編集:そんなことを言ってしまうと、さらに若い世代の人たちが目標を見失いそうなのですが。現に私は暗い気持ちになってきております…。

牧野:そんなことはない。僕の言いたいことが伝わっていないようだね。君が考え抜いて、力をつけたり自分が進む道を描けなかったりしたら、間違いなく没落するんだ。この社会は沈んでいく船なんだ。絶対に這い上がるという意思がなければ、ワンルームのぼろアパートにすら住めないようになるかもしれない。

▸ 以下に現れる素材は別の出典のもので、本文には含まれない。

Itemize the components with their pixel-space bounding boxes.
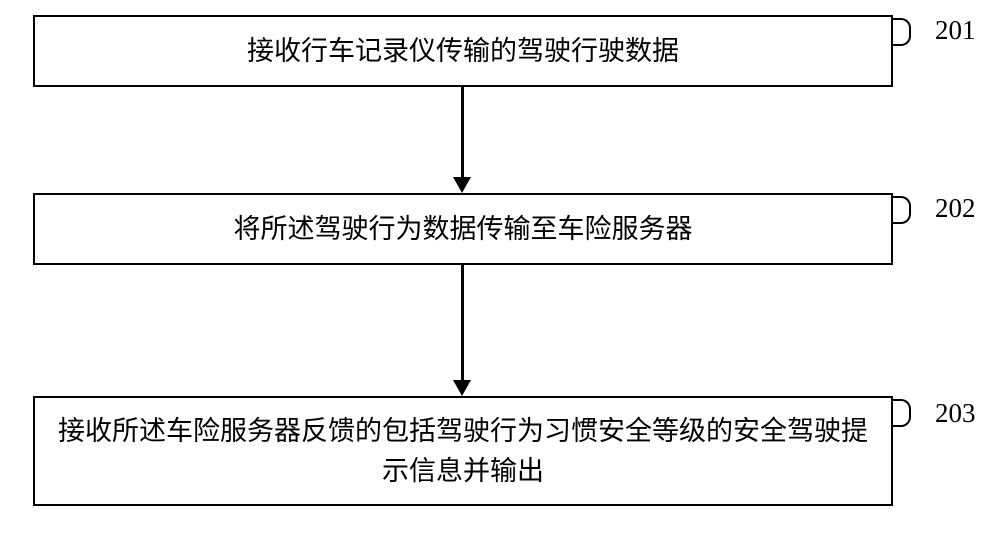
- flow-step-2-text: 将所述驾驶行为数据传输至车险服务器: [234, 209, 693, 250]
- step-label-2: 202: [935, 193, 976, 224]
- arrow-line-2: [461, 265, 464, 380]
- flow-step-3-text: 接收所述车险服务器反馈的包括驾驶行为习惯安全等级的安全驾驶提示信息并输出: [47, 411, 879, 492]
- brace-1: [893, 18, 911, 46]
- arrow-head-1: [453, 177, 471, 193]
- flow-step-3: 接收所述车险服务器反馈的包括驾驶行为习惯安全等级的安全驾驶提示信息并输出: [33, 396, 893, 506]
- arrow-line-1: [461, 87, 464, 177]
- step-label-3: 203: [935, 398, 976, 429]
- flow-step-1-text: 接收行车记录仪传输的驾驶行驶数据: [247, 31, 679, 72]
- step-label-1: 201: [935, 15, 976, 46]
- brace-2: [893, 196, 911, 224]
- brace-3: [893, 399, 911, 427]
- flow-step-2: 将所述驾驶行为数据传输至车险服务器: [33, 193, 893, 265]
- arrow-head-2: [453, 380, 471, 396]
- flow-step-1: 接收行车记录仪传输的驾驶行驶数据: [33, 15, 893, 87]
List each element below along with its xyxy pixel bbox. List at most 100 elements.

ほら、やる気を出さなきゃいけないと思えてこないかい。

没落しないという予測は幻想

編集:理屈は分かるのですが、実感が湧きません。もしかしたら、希望がない世代であるのと同時に、そこまでの絶望的な状態もイメージできない世代なのかもしれません。私の世代には、そこそこのビジネスパーソンとして生きて、結婚するなら共働きで、世帯年収を安定させればそれで十分、という考えが主流だと感じます。ずっと、経済が停滞した状態が続くと思っているのかもしれません。実際、私たちは物心がついてからずっと、停滞し続けています。

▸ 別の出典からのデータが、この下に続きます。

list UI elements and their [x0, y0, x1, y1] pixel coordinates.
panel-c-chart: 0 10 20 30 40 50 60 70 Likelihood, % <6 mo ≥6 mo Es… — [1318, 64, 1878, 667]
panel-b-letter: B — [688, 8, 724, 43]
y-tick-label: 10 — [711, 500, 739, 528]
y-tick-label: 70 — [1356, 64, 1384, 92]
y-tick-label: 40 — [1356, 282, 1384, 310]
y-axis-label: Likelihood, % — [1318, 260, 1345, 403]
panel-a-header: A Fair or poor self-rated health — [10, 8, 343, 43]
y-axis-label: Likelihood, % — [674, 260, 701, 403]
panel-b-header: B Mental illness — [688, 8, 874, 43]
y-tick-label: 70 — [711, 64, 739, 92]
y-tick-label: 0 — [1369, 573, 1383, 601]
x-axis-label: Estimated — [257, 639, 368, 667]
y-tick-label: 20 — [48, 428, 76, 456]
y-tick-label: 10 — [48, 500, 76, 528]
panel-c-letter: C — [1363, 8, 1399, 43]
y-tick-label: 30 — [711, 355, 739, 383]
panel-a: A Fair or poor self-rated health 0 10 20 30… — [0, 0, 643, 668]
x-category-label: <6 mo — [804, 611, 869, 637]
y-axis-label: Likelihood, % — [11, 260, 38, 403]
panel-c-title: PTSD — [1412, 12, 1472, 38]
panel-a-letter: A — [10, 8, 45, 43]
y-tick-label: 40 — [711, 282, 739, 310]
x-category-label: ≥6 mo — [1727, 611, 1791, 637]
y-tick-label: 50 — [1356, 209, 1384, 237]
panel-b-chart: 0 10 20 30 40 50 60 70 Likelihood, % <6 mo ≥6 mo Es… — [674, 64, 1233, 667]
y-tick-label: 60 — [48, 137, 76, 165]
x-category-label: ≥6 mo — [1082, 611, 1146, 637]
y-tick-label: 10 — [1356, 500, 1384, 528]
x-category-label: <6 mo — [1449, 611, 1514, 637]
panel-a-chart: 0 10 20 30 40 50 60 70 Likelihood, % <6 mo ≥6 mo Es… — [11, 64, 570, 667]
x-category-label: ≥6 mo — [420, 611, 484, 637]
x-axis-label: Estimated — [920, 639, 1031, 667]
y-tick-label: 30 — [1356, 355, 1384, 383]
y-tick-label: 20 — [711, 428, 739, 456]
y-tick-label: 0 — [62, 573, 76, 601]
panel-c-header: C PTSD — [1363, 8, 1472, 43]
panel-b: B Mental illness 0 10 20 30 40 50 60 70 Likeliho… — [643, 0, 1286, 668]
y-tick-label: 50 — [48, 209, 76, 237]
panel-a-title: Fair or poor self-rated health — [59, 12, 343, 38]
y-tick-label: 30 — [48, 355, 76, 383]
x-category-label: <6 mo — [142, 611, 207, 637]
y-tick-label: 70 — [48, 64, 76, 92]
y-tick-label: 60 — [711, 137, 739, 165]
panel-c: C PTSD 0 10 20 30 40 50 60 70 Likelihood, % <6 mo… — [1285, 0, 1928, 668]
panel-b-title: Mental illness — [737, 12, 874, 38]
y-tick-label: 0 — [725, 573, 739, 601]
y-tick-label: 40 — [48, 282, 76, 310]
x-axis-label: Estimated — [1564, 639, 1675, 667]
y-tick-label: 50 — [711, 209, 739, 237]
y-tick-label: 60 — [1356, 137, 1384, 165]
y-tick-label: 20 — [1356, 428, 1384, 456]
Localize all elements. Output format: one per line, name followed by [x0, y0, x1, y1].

牧野:その見通しは残念ながら甘い。既に話したように、主体的に仕事ができるワーカーでなければ、大企業勤務だろうと、一度放り出されたらおしまいだ。名の知れた大企業だって、倒産も大規模リストラもいつ起こるか知れたものではない。つい最近だって、誰もが知っている企業が買収されたばかりだ。安定した企業なんて今の日本にはないんだよ。

 これからの時代、自分や家族が路頭に迷いたくなかったら、大先輩達がそうしたように、考え抜かなければいけない。会社に残るにしても、転職や独立をするにしても、だ。考えて、行動して、実力を伸ばした人だけが、いわゆるエリートとして幸せを享受できる資格を持つことができる。

 そして、これも当たり前のことだが、エリートになったからといって、成功が約束されるわけでもない。エリート同士の競争に敗れれば、それもまた落ちぶれることになる。それでも、実力があれば、別の会社に入ったり独立したりして、再挑戦することは何度でもできるけれどね。

 もちろん、成長や競争だけがすべてではない。全員が働いてトップを目指し続けている社会は異常だ。だけど、能力や適性の見極めが終わらないうちに諦めるのはやっぱりもったいない。せめて30歳を超えるまでは全力で取り組んでから頑張らない生き方を模索しても、遅くはないだろう。